The SCBWI San Francisco/South Golden Gate Conference (at Asilomar) was earlier this month, my first conference in over a year. Such an amazing conference! I can’t believe I was so short-sighted, to go that long without attending a writing conference.
Oh sure, I had the standard rational excuses, that made perfect sense. Taking a year off from writing conferences would save time, money, and effort that would further my work in progress.
What I totally forgot, was how invaluable it is to connect with people who share the same passion. Writing can be such a solitary journey. I always come away from a conference with my creative energy renewed, and a feeling of deep kinship with others who are called to the writing journey.
Motivational Milestones & Inspiring Insights
Initially, I think of conferences as motivational milestones for my current work in progress (WIP). I admit I am motivated by fear. So when I sign up for a professional critique, I am dangling a figurative hatchet over my head. I will work harder than ever to deliver the best possible pages by the submission deadline, out of fear of public humiliation. I put my self through this trial, because feedback from the editor of a major publishing house is invaluable. I always come away from such a critique with tools for improving my craft, and a clear path for strengthening my story.

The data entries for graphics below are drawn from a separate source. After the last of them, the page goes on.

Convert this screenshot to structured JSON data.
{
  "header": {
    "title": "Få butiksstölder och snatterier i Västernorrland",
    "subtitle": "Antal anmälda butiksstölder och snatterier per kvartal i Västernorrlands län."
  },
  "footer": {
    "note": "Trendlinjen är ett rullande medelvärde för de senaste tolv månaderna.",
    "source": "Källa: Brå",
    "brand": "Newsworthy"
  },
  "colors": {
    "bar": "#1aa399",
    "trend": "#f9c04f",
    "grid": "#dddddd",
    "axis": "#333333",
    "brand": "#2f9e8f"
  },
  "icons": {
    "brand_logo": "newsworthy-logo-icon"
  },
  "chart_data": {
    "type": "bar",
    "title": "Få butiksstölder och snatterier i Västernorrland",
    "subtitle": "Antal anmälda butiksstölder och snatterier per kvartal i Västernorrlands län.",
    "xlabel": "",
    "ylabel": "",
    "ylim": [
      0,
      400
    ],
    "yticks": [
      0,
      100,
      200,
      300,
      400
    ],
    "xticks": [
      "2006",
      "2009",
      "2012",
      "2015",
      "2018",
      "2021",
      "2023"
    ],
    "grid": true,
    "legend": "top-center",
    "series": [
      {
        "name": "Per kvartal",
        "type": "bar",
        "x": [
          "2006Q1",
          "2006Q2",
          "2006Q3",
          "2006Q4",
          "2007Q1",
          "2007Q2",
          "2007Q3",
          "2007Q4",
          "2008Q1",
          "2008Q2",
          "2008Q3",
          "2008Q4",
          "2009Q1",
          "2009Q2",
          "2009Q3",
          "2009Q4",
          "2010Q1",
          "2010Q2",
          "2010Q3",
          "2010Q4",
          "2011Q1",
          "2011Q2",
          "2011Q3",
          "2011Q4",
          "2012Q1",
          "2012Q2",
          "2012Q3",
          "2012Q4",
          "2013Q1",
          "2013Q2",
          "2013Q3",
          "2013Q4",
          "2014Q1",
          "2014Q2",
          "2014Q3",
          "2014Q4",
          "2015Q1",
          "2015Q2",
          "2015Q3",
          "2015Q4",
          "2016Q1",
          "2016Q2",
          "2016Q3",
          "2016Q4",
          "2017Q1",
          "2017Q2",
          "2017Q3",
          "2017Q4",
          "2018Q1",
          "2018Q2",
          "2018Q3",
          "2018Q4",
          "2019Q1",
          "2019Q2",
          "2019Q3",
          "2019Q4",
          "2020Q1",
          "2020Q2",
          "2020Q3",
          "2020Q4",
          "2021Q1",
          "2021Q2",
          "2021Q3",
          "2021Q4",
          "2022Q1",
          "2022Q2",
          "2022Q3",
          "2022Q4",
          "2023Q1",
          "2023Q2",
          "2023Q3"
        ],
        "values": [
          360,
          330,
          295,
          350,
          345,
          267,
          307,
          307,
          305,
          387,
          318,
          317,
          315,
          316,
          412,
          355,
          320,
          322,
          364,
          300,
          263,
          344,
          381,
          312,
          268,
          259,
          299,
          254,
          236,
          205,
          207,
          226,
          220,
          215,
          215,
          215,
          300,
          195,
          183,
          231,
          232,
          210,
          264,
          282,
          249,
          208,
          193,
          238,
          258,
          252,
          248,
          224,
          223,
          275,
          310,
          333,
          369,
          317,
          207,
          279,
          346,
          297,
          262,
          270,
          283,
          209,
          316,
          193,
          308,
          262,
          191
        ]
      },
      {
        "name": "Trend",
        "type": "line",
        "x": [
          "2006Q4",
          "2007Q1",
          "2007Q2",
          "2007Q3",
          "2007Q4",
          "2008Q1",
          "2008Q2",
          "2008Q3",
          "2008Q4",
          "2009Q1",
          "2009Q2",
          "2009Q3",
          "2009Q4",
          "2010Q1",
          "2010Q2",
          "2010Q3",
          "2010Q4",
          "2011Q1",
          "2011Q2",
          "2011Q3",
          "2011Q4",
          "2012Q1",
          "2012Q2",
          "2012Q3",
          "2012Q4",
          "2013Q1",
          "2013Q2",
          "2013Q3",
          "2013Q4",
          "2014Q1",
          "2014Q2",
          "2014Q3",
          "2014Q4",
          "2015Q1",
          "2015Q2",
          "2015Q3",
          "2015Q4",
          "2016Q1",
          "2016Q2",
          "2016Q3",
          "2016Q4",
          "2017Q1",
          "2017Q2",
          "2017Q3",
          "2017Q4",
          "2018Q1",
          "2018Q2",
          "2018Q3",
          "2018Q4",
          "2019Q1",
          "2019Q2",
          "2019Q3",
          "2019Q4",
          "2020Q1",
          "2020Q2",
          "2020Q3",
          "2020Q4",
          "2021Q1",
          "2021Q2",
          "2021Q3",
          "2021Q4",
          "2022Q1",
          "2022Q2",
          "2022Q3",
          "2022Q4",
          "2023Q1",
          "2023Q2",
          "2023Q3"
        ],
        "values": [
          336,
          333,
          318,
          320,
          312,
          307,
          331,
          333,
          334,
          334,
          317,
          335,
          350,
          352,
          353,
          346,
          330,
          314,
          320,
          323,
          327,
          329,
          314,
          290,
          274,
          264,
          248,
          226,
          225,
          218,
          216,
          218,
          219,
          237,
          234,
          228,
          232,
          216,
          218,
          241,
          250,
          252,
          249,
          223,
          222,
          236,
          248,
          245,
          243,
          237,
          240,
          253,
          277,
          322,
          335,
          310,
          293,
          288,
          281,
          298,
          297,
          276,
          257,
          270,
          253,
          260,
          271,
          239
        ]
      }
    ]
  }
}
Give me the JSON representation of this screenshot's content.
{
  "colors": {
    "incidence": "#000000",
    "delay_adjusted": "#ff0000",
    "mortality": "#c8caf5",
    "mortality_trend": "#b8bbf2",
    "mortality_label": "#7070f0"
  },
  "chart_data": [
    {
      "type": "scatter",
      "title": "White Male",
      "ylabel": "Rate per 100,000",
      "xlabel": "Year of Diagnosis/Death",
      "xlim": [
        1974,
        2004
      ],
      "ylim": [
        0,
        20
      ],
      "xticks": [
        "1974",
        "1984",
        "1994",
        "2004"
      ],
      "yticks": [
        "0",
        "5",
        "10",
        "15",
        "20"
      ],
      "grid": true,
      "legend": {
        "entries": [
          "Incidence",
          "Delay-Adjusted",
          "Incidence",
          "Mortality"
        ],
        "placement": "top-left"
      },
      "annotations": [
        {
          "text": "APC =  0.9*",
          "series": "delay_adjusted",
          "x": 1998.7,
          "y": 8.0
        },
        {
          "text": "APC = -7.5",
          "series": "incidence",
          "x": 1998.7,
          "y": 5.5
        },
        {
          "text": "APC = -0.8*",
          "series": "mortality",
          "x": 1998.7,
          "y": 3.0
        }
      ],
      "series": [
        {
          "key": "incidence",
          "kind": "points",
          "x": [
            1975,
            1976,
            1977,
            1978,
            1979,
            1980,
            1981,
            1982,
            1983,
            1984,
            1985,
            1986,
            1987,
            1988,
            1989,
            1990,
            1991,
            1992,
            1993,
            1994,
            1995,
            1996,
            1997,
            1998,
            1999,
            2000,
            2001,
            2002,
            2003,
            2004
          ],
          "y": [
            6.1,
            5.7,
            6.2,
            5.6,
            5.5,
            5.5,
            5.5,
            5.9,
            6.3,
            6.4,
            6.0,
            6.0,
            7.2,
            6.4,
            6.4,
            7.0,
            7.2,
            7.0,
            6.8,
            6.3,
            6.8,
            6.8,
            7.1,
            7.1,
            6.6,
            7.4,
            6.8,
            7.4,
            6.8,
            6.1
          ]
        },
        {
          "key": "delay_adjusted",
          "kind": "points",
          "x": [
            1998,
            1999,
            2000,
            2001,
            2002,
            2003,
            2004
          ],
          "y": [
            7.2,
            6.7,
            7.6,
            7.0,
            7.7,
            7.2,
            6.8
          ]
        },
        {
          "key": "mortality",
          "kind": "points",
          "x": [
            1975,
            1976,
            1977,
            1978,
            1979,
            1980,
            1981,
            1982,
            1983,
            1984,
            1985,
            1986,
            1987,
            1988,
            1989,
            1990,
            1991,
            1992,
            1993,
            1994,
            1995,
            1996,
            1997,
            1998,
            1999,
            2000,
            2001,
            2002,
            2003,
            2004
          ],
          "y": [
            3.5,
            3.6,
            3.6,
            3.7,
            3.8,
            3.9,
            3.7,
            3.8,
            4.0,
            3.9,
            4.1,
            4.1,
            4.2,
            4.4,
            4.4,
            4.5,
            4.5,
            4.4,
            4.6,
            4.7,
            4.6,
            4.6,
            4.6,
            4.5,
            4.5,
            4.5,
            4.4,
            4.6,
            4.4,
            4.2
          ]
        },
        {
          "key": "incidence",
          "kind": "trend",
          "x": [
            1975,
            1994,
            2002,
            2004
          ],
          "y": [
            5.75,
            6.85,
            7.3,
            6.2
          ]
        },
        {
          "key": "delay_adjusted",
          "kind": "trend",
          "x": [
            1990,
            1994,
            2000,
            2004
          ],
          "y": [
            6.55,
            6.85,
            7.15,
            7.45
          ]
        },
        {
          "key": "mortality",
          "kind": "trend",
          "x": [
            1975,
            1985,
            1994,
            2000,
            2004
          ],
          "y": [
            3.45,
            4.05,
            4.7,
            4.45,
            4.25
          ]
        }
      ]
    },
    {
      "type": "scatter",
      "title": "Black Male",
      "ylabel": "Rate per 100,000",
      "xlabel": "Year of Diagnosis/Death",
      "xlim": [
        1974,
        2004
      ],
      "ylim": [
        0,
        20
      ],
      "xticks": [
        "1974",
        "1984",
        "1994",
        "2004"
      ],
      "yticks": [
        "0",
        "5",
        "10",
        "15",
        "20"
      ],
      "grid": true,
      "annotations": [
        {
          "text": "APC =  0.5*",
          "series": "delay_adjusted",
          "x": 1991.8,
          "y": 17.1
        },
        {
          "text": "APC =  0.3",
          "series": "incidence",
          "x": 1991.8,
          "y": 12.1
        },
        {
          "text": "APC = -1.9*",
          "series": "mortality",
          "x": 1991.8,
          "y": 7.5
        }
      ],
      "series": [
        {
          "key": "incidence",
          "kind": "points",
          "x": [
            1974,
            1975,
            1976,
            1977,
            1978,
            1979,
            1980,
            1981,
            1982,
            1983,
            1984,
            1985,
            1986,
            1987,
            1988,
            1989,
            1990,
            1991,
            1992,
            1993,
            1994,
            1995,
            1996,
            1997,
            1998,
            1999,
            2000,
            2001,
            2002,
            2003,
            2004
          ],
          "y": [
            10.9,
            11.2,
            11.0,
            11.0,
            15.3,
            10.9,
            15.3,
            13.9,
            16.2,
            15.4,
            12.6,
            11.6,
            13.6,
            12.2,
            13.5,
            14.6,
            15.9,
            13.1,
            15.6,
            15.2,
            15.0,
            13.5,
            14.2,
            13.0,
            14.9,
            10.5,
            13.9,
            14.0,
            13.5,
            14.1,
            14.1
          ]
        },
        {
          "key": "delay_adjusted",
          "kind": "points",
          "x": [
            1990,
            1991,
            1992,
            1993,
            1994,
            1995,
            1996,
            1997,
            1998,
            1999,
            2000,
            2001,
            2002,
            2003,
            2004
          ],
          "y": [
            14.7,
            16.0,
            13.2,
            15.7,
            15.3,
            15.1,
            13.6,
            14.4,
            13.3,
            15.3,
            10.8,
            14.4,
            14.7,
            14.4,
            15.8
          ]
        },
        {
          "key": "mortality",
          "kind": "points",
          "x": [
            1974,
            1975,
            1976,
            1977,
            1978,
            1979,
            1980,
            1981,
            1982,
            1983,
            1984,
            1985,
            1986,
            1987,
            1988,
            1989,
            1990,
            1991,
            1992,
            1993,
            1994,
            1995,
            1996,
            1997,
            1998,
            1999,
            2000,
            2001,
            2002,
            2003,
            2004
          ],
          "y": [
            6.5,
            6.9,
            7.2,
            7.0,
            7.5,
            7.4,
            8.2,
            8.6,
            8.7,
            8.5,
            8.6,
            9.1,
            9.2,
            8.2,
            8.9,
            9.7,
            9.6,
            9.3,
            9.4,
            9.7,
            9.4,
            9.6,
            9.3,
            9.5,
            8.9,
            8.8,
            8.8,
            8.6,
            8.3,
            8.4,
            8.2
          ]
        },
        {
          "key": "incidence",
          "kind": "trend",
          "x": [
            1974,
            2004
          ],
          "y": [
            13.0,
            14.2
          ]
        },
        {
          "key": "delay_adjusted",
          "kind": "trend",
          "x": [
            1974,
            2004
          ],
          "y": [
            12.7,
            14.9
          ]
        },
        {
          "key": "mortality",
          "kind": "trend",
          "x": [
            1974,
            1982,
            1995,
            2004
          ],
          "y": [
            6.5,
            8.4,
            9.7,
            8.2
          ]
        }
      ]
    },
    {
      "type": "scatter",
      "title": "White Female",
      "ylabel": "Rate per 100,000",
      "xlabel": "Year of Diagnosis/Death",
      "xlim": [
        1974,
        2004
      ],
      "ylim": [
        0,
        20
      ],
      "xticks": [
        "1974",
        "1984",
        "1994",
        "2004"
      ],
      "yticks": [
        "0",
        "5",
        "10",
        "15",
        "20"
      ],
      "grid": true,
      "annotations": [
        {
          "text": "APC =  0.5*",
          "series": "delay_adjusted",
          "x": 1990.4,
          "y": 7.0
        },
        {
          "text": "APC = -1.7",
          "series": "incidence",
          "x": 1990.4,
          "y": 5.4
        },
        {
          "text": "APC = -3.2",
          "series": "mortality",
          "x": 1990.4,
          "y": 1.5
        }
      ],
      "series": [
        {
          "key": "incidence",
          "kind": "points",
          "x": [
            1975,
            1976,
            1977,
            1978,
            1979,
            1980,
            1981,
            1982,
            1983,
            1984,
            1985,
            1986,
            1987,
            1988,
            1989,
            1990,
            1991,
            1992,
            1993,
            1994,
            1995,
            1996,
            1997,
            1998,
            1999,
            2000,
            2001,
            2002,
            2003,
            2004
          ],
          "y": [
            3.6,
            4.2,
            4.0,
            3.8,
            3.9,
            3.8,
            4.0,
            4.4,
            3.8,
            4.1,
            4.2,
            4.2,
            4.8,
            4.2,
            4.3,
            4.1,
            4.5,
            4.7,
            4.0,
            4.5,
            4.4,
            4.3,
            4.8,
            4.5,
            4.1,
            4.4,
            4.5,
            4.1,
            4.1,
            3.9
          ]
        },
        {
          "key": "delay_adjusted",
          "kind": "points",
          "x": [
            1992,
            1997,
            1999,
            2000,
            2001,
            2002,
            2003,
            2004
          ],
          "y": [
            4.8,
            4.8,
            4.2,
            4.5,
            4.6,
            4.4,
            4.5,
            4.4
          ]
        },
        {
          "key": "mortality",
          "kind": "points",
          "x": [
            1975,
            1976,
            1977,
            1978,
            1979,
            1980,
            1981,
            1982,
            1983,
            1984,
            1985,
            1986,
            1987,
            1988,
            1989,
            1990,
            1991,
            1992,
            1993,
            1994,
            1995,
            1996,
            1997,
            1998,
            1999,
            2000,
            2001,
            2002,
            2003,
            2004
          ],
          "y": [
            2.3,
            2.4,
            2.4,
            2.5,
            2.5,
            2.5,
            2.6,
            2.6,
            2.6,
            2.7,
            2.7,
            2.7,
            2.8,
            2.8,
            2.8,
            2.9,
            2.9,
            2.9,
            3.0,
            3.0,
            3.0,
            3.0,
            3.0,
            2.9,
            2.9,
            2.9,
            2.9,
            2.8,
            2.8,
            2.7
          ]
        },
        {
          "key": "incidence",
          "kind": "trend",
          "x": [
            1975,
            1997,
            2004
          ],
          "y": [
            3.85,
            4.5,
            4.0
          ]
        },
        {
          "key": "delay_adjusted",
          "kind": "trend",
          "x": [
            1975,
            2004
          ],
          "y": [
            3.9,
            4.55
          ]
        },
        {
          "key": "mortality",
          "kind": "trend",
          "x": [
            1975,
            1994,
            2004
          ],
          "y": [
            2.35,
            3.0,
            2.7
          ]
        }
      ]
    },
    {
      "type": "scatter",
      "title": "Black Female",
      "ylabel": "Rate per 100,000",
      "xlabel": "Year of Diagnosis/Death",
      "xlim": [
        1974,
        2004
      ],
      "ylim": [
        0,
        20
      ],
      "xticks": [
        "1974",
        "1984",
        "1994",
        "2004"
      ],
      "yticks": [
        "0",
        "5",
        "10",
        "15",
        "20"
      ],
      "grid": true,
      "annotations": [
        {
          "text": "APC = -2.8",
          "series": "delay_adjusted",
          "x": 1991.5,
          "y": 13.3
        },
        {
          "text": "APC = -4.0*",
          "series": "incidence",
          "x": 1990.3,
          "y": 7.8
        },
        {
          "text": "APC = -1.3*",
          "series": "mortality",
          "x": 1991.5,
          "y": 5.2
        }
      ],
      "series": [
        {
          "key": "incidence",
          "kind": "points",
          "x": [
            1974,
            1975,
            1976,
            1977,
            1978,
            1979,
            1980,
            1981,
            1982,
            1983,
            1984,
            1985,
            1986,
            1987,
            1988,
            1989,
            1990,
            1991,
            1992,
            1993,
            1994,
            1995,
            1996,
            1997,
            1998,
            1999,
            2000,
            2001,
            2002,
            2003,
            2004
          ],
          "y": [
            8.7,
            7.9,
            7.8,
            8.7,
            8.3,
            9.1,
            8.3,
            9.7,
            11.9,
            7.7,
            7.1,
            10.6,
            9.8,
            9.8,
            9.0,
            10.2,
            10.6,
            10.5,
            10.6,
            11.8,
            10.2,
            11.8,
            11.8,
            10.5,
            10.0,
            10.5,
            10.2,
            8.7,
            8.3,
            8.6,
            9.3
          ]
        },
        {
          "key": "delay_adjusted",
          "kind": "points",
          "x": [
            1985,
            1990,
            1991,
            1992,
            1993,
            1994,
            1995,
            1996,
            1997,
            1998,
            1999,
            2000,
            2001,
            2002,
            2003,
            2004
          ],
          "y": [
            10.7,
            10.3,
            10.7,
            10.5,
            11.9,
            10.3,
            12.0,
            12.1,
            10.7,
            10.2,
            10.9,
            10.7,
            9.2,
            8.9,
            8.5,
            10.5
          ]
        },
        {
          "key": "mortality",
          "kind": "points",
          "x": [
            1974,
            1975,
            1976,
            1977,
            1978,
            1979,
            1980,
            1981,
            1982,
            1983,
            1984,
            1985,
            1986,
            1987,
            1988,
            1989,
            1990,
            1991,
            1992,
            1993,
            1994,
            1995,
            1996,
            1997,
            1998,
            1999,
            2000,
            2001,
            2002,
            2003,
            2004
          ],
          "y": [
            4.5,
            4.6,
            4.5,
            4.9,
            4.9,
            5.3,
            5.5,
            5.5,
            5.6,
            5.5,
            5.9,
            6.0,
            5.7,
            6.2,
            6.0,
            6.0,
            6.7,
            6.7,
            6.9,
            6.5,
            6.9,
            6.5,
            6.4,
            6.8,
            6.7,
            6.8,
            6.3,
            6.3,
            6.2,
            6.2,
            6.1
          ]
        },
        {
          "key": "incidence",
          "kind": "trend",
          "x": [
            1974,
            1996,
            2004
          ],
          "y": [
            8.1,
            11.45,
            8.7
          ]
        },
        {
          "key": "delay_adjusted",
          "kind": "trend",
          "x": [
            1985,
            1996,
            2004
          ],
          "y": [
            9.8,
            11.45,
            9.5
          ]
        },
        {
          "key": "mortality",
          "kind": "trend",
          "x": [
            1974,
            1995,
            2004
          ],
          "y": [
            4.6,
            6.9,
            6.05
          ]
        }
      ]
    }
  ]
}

Just as important as professional level feedback though, are the insights that arise from the talks and workshops given by the conference’s faculty.
Award winning illustrator E.B. Lewis reminded us all, writers and illustrators alike that:
We’re in the business of amazement.
Jodell Sadler, of Sadler Children’s Literary, invited us to see:
Language is music … music is language.
E.B. Lewis delivered the most profound insight (for me) with his presentation on the language of pictures. He explained the components of an image that make it a story: narrative (plot), emotion, and anticipation (what’s next). A light bulb went on in my head when I realized that these are the same elements that comprise a well crafted scene in fiction.
Stories aren’t bound by format or medium. E.B. Lewis told us of a young boy who said he “writes the pictures”. We writers, paint with words.
I learn something from everyone I meet at a conference, and the connections forged can blossom into friendships that last years.
If you’ve ever thought about writing for young readers, join SCBWI now. SCBWI provides extensive professional resources to its members. You won’t find a more welcoming and supportive group. And they’re super fun.
I feel fortunate to have found the Society of Children’s Book Writers and Illustrators (SCBWI). They are my tribe, my people.